Il Manifesto, 26 ottobre 2023

Gravi mancanze sanitarie, ma anche percosse, deportazioni in paesi in cui non si è mai vissuto, assenza di cibo e indisponibilità di coperte e biancheria intima. Il report denuncia la violazione dei diritti di chi viene rinchiuso nel centro milanese. “Quel che accade dentro il Cpr di Milano, purtroppo, non ci racconta di un caso di mala gestione ma di un qualcosa di strutturale che ritroviamo in tutti questi luoghi in Italia” dice Nadia dell’associazione Naga e della rete Mai Più Lager - No ai Cpr. L’occasione è quella della conferenza stampa di presentazione del report-denuncia curato dalle due realtà è intitolato Al di là di quella porta - Un anno di osservazione dal buco della serratura del Centro di Permanenza per il Rimpatrio di Milano.

Lo studio di quanto accade in via Corelli è stato difficile, situazione resa “complicata da opacità e ostracismo” tanto che il report per essere composto ha necessitato di “un metodo flessibile e di fonti e interventi diversissimi. La classica raccolta dati da analizzare si è rivelata impossibile a fronte della sostanziale inesistenza di dati ufficiali disponibili, e del rifiuto delle autorità a fornire quanto richiesto”. Non solo, cercare di analizzare e capire quanto accadeva dentro al Cpr del capoluogo lombardo ha permesso di sapere che in Italia, tra il 2018 e il 2022, sono 14 le morti di persone “ospiti” dei Centri di permanenza e rimpatrio. Cinque di queste non hanno un nome. Per quattro di loro non si conoscono neppure le cause e le circostanze del decesso. Dei cinque nessuno è morto a Milano, ma il Naga si è adoperato per capire di più e i riscontri dalle prefetture di riferimento stanno arrivando solo ora.

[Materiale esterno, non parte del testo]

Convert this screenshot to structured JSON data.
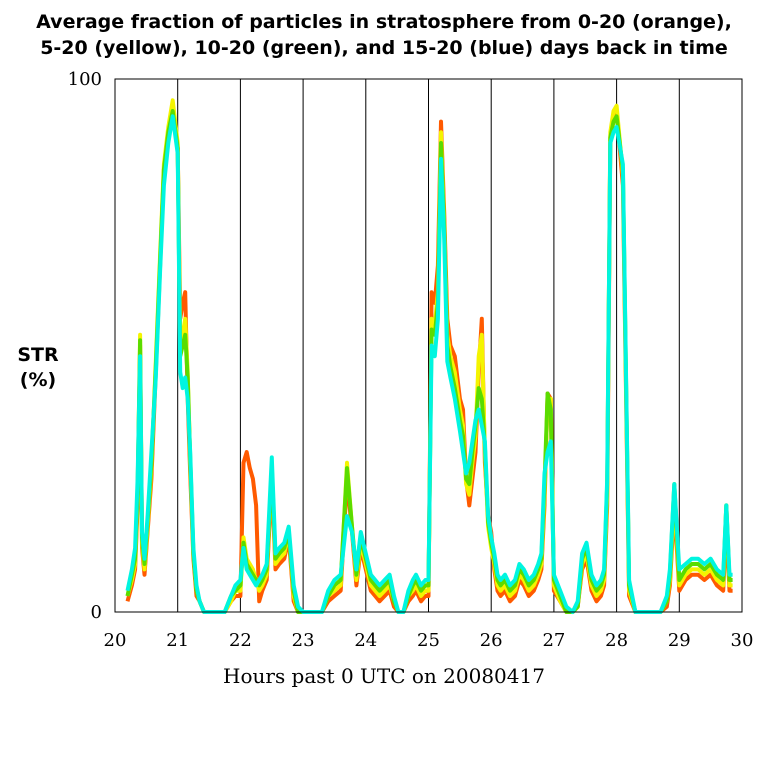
{
  "chart_data": {
    "type": "line",
    "title_lines": [
      "Average fraction of particles in stratosphere from 0-20 (orange),",
      "5-20 (yellow), 10-20 (green), and 15-20 (blue) days back in time"
    ],
    "ylabel_lines": [
      "STR",
      "(%)"
    ],
    "xlabel": "Hours past 0 UTC on 20080417",
    "xlim": [
      20,
      30
    ],
    "ylim": [
      0,
      100
    ],
    "x_ticks": [
      "20",
      "21",
      "22",
      "23",
      "24",
      "25",
      "26",
      "27",
      "28",
      "29",
      "30"
    ],
    "y_ticks": [
      "0",
      "100"
    ],
    "vertical_grid": [
      21,
      22,
      23,
      24,
      25,
      26,
      27,
      28,
      29
    ],
    "series": [
      {
        "color": "#ff5a00",
        "x": [
          20.2,
          20.27,
          20.32,
          20.36,
          20.4,
          20.43,
          20.47,
          20.52,
          20.58,
          20.65,
          20.72,
          20.78,
          20.85,
          20.92,
          21.0,
          21.04,
          21.08,
          21.12,
          21.16,
          21.2,
          21.25,
          21.3,
          21.35,
          21.42,
          21.5,
          21.58,
          21.65,
          21.75,
          21.85,
          21.92,
          22.0,
          22.05,
          22.1,
          22.15,
          22.2,
          22.25,
          22.3,
          22.35,
          22.42,
          22.5,
          22.56,
          22.62,
          22.7,
          22.77,
          22.85,
          22.92,
          23.0,
          23.1,
          23.2,
          23.3,
          23.4,
          23.5,
          23.6,
          23.7,
          23.78,
          23.85,
          23.92,
          24.0,
          24.08,
          24.15,
          24.22,
          24.3,
          24.38,
          24.45,
          24.52,
          24.6,
          24.68,
          24.75,
          24.8,
          24.88,
          24.95,
          25.0,
          25.05,
          25.1,
          25.15,
          25.2,
          25.25,
          25.3,
          25.35,
          25.42,
          25.5,
          25.55,
          25.6,
          25.65,
          25.7,
          25.75,
          25.8,
          25.85,
          25.9,
          25.95,
          26.0,
          26.05,
          26.1,
          26.15,
          26.22,
          26.3,
          26.38,
          26.45,
          26.52,
          26.6,
          26.68,
          26.75,
          26.8,
          26.85,
          26.9,
          26.95,
          27.0,
          27.1,
          27.2,
          27.3,
          27.38,
          27.45,
          27.52,
          27.6,
          27.68,
          27.75,
          27.8,
          27.85,
          27.9,
          27.95,
          28.0,
          28.1,
          28.2,
          28.3,
          28.4,
          28.5,
          28.6,
          28.7,
          28.8,
          28.85,
          28.92,
          29.0,
          29.1,
          29.2,
          29.3,
          29.4,
          29.5,
          29.6,
          29.7,
          29.75,
          29.8,
          29.85
        ],
        "values": [
          2,
          5,
          8,
          20,
          50,
          12,
          7,
          15,
          25,
          45,
          65,
          83,
          90,
          95,
          87,
          55,
          58,
          60,
          40,
          26,
          10,
          3,
          2,
          0,
          0,
          0,
          0,
          0,
          2,
          3,
          3,
          28,
          30,
          27,
          25,
          20,
          2,
          4,
          6,
          25,
          8,
          9,
          10,
          14,
          2,
          0,
          0,
          0,
          0,
          0,
          2,
          3,
          4,
          25,
          15,
          5,
          12,
          8,
          4,
          3,
          2,
          3,
          4,
          1,
          0,
          0,
          2,
          3,
          4,
          2,
          3,
          3,
          60,
          58,
          65,
          92,
          75,
          55,
          50,
          48,
          40,
          38,
          25,
          20,
          25,
          30,
          45,
          55,
          28,
          18,
          15,
          8,
          4,
          3,
          4,
          2,
          3,
          6,
          5,
          3,
          4,
          6,
          8,
          20,
          41,
          40,
          4,
          2,
          0,
          0,
          1,
          8,
          10,
          4,
          2,
          3,
          5,
          20,
          88,
          93,
          94,
          80,
          3,
          0,
          0,
          0,
          0,
          0,
          1,
          5,
          20,
          4,
          6,
          7,
          7,
          6,
          7,
          5,
          4,
          16,
          4,
          4
        ]
      },
      {
        "color": "#f4f400",
        "x": [
          20.2,
          20.27,
          20.32,
          20.36,
          20.4,
          20.43,
          20.47,
          20.52,
          20.58,
          20.65,
          20.72,
          20.78,
          20.85,
          20.92,
          21.0,
          21.04,
          21.08,
          21.12,
          21.16,
          21.2,
          21.25,
          21.3,
          21.35,
          21.42,
          21.5,
          21.58,
          21.65,
          21.75,
          21.85,
          21.92,
          22.0,
          22.05,
          22.1,
          22.15,
          22.2,
          22.25,
          22.3,
          22.35,
          22.42,
          22.5,
          22.56,
          22.62,
          22.7,
          22.77,
          22.85,
          22.92,
          23.0,
          23.1,
          23.2,
          23.3,
          23.4,
          23.5,
          23.6,
          23.7,
          23.78,
          23.85,
          23.92,
          24.0,
          24.08,
          24.15,
          24.22,
          24.3,
          24.38,
          24.45,
          24.52,
          24.6,
          24.68,
          24.75,
          24.8,
          24.88,
          24.95,
          25.0,
          25.05,
          25.1,
          25.15,
          25.2,
          25.25,
          25.3,
          25.35,
          25.42,
          25.5,
          25.55,
          25.6,
          25.65,
          25.7,
          25.75,
          25.8,
          25.85,
          25.9,
          25.95,
          26.0,
          26.05,
          26.1,
          26.15,
          26.22,
          26.3,
          26.38,
          26.45,
          26.52,
          26.6,
          26.68,
          26.75,
          26.8,
          26.85,
          26.9,
          26.95,
          27.0,
          27.1,
          27.2,
          27.3,
          27.38,
          27.45,
          27.52,
          27.6,
          27.68,
          27.75,
          27.8,
          27.85,
          27.9,
          27.95,
          28.0,
          28.1,
          28.2,
          28.3,
          28.4,
          28.5,
          28.6,
          28.7,
          28.8,
          28.85,
          28.92,
          29.0,
          29.1,
          29.2,
          29.3,
          29.4,
          29.5,
          29.6,
          29.7,
          29.75,
          29.8,
          29.85
        ],
        "values": [
          3,
          6,
          9,
          22,
          52,
          13,
          8,
          16,
          27,
          47,
          67,
          84,
          91,
          96,
          88,
          50,
          52,
          55,
          45,
          28,
          11,
          4,
          2,
          0,
          0,
          0,
          0,
          0,
          2,
          4,
          4,
          14,
          10,
          9,
          8,
          6,
          4,
          5,
          7,
          27,
          9,
          10,
          11,
          15,
          3,
          0,
          0,
          0,
          0,
          0,
          3,
          4,
          5,
          28,
          16,
          6,
          13,
          9,
          5,
          4,
          3,
          4,
          5,
          2,
          0,
          0,
          3,
          4,
          5,
          3,
          4,
          4,
          55,
          54,
          60,
          90,
          73,
          52,
          48,
          45,
          38,
          35,
          24,
          22,
          28,
          33,
          48,
          52,
          30,
          16,
          12,
          9,
          5,
          4,
          5,
          3,
          4,
          7,
          6,
          4,
          5,
          7,
          9,
          22,
          40,
          40,
          5,
          2,
          0,
          0,
          1,
          9,
          11,
          5,
          3,
          4,
          6,
          22,
          90,
          94,
          95,
          82,
          4,
          0,
          0,
          0,
          0,
          0,
          2,
          6,
          22,
          5,
          7,
          8,
          8,
          7,
          8,
          6,
          5,
          20,
          5,
          5
        ]
      },
      {
        "color": "#5adc00",
        "x": [
          20.2,
          20.27,
          20.32,
          20.36,
          20.4,
          20.43,
          20.47,
          20.52,
          20.58,
          20.65,
          20.72,
          20.78,
          20.85,
          20.92,
          21.0,
          21.04,
          21.08,
          21.12,
          21.16,
          21.2,
          21.25,
          21.3,
          21.35,
          21.42,
          21.5,
          21.58,
          21.65,
          21.75,
          21.85,
          21.92,
          22.0,
          22.05,
          22.1,
          22.15,
          22.2,
          22.25,
          22.3,
          22.35,
          22.42,
          22.5,
          22.56,
          22.62,
          22.7,
          22.77,
          22.85,
          22.92,
          23.0,
          23.1,
          23.2,
          23.3,
          23.4,
          23.5,
          23.6,
          23.7,
          23.78,
          23.85,
          23.92,
          24.0,
          24.08,
          24.15,
          24.22,
          24.3,
          24.38,
          24.45,
          24.52,
          24.6,
          24.68,
          24.75,
          24.8,
          24.88,
          24.95,
          25.0,
          25.05,
          25.1,
          25.15,
          25.2,
          25.25,
          25.3,
          25.35,
          25.42,
          25.5,
          25.55,
          25.6,
          25.65,
          25.7,
          25.75,
          25.8,
          25.85,
          25.9,
          25.95,
          26.0,
          26.05,
          26.1,
          26.15,
          26.22,
          26.3,
          26.38,
          26.45,
          26.52,
          26.6,
          26.68,
          26.75,
          26.8,
          26.85,
          26.9,
          26.95,
          27.0,
          27.1,
          27.2,
          27.3,
          27.38,
          27.45,
          27.52,
          27.6,
          27.68,
          27.75,
          27.8,
          27.85,
          27.9,
          27.95,
          28.0,
          28.1,
          28.2,
          28.3,
          28.4,
          28.5,
          28.6,
          28.7,
          28.8,
          28.85,
          28.92,
          29.0,
          29.1,
          29.2,
          29.3,
          29.4,
          29.5,
          29.6,
          29.7,
          29.75,
          29.8,
          29.85
        ],
        "values": [
          3,
          7,
          10,
          23,
          51,
          14,
          9,
          17,
          28,
          46,
          66,
          83,
          90,
          94,
          87,
          48,
          50,
          52,
          44,
          29,
          11,
          4,
          2,
          0,
          0,
          0,
          0,
          0,
          3,
          4,
          5,
          13,
          9,
          8,
          7,
          6,
          5,
          6,
          8,
          27,
          10,
          11,
          12,
          15,
          4,
          0,
          0,
          0,
          0,
          0,
          3,
          5,
          6,
          27,
          16,
          7,
          14,
          10,
          6,
          5,
          4,
          5,
          6,
          2,
          0,
          0,
          3,
          5,
          6,
          4,
          5,
          5,
          53,
          52,
          58,
          88,
          72,
          50,
          46,
          42,
          36,
          33,
          25,
          24,
          30,
          35,
          42,
          40,
          31,
          17,
          13,
          10,
          6,
          5,
          6,
          4,
          5,
          8,
          7,
          5,
          6,
          8,
          10,
          24,
          41,
          38,
          6,
          3,
          0,
          0,
          1,
          10,
          12,
          6,
          4,
          5,
          7,
          24,
          89,
          92,
          93,
          83,
          5,
          0,
          0,
          0,
          0,
          0,
          2,
          7,
          24,
          6,
          8,
          9,
          9,
          8,
          9,
          7,
          6,
          20,
          6,
          6
        ]
      },
      {
        "color": "#00f5e0",
        "x": [
          20.2,
          20.27,
          20.32,
          20.36,
          20.4,
          20.43,
          20.47,
          20.52,
          20.58,
          20.65,
          20.72,
          20.78,
          20.85,
          20.92,
          21.0,
          21.04,
          21.08,
          21.12,
          21.16,
          21.2,
          21.25,
          21.3,
          21.35,
          21.42,
          21.5,
          21.58,
          21.65,
          21.75,
          21.85,
          21.92,
          22.0,
          22.05,
          22.1,
          22.15,
          22.2,
          22.25,
          22.3,
          22.35,
          22.42,
          22.5,
          22.56,
          22.62,
          22.7,
          22.77,
          22.85,
          22.92,
          23.0,
          23.1,
          23.2,
          23.3,
          23.4,
          23.5,
          23.6,
          23.7,
          23.78,
          23.85,
          23.92,
          24.0,
          24.08,
          24.15,
          24.22,
          24.3,
          24.38,
          24.45,
          24.52,
          24.6,
          24.68,
          24.75,
          24.8,
          24.88,
          24.95,
          25.0,
          25.05,
          25.1,
          25.15,
          25.2,
          25.25,
          25.3,
          25.35,
          25.42,
          25.5,
          25.55,
          25.6,
          25.65,
          25.7,
          25.75,
          25.8,
          25.85,
          25.9,
          25.95,
          26.0,
          26.05,
          26.1,
          26.15,
          26.22,
          26.3,
          26.38,
          26.45,
          26.52,
          26.6,
          26.68,
          26.75,
          26.8,
          26.85,
          26.9,
          26.95,
          27.0,
          27.1,
          27.2,
          27.3,
          27.38,
          27.45,
          27.52,
          27.6,
          27.68,
          27.75,
          27.8,
          27.85,
          27.9,
          27.95,
          28.0,
          28.1,
          28.2,
          28.3,
          28.4,
          28.5,
          28.6,
          28.7,
          28.8,
          28.85,
          28.92,
          29.0,
          29.1,
          29.2,
          29.3,
          29.4,
          29.5,
          29.6,
          29.7,
          29.75,
          29.8,
          29.85
        ],
        "values": [
          4,
          8,
          12,
          25,
          48,
          15,
          10,
          18,
          30,
          44,
          64,
          80,
          88,
          93,
          86,
          45,
          42,
          44,
          40,
          30,
          12,
          5,
          2,
          0,
          0,
          0,
          0,
          0,
          3,
          5,
          6,
          12,
          8,
          7,
          6,
          5,
          6,
          7,
          9,
          29,
          11,
          12,
          13,
          16,
          5,
          1,
          0,
          0,
          0,
          0,
          4,
          6,
          7,
          18,
          15,
          8,
          15,
          11,
          7,
          6,
          5,
          6,
          7,
          3,
          0,
          0,
          4,
          6,
          7,
          5,
          6,
          6,
          50,
          48,
          55,
          85,
          70,
          47,
          44,
          40,
          34,
          30,
          26,
          28,
          32,
          36,
          38,
          35,
          32,
          18,
          14,
          11,
          7,
          6,
          7,
          5,
          6,
          9,
          8,
          6,
          7,
          9,
          11,
          26,
          30,
          32,
          7,
          4,
          1,
          0,
          2,
          11,
          13,
          7,
          5,
          6,
          8,
          25,
          88,
          90,
          91,
          84,
          6,
          0,
          0,
          0,
          0,
          0,
          3,
          8,
          24,
          8,
          9,
          10,
          10,
          9,
          10,
          8,
          7,
          20,
          7,
          7
        ]
      }
    ]
  }
}
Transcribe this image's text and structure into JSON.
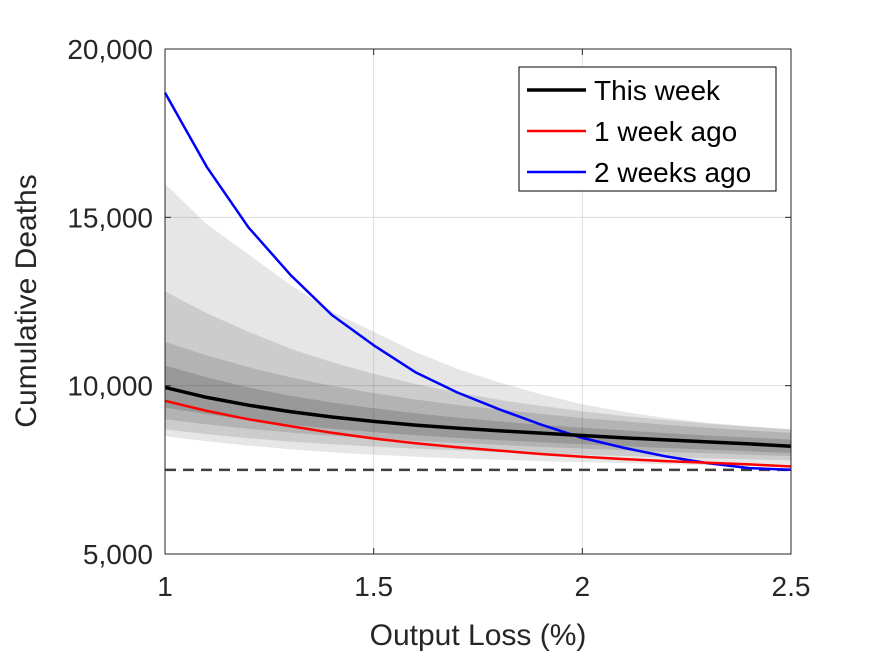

Il dossier di 220 pagine è diviso in 11 capitoli. Il più corposo è quello che denuncia le gravi mancanze sanitarie e l’assenza di cura per chi viene rinchiuso in via Corelli. “Abbiamo raccolto testimonianze che attestano una sistematica violazione del diritto alle cure” ribadiscono e aggiungono “la visita di idoneità al trattenimento o non è svolta o è svolta senza strumenti diagnostici adeguati; la ‘visita medica’ di formale presa in carico da parte dell’Ente gestore comprende umiliazioni e abusi quali, per esempio, la denudazione delle persone appena arrivate alla presenza del personale medico e di agenti di polizia e l’obbligo di fare flessioni per espellere eventuali oggetti nascosti nell’ano; abbiamo verificato il trattenimento di persone con malattie gravi e croniche, come un tumore cerebrale e gravi problemi di salute mentale; frequente è la mancanza di personale medico e la sommarietà della gestione delle cartelle cliniche costituisce la regola, come pure costante è una sovrabbondante elargizione di psicofarmaci senza alcuna prescrizione specialistica”.

Le violenze che colpiscono chi subisce la detenzione amministrativa sono diverse: percosse, deportazioni in paesi in cui non si è mai vissuto, assenza di cibo e indisponibilità di coperte e biancheria intima. “Abbiamo ricevuto video che attestano la presenza di vermi nel cibo. Inoltre, evanescenti sono le figure che si occupano di mediazione linguistica, interpretariato e assistenza psicologica, che pure dovrebbero essere presenti, per contro, è debordante la presenza di agenti delle forze di polizia. Numerosissime sono le testimonianze di diffusi episodi di autolesionismo, labbra cucite, lamette ingoiate, tentativi di suicidio - soprattutto per impiccagione” ricordano. Dal palco della Casa delle Cultura di Milano, Teresa dice “purtroppo la nostra ricerca non ha portato alla luce alcuna novità, era quello che ci aspettavamo a partire dalla limitazione della libertà personale perché si viene rinchiusi senza aver commesso alcun reato se non un illecito amministrativo”.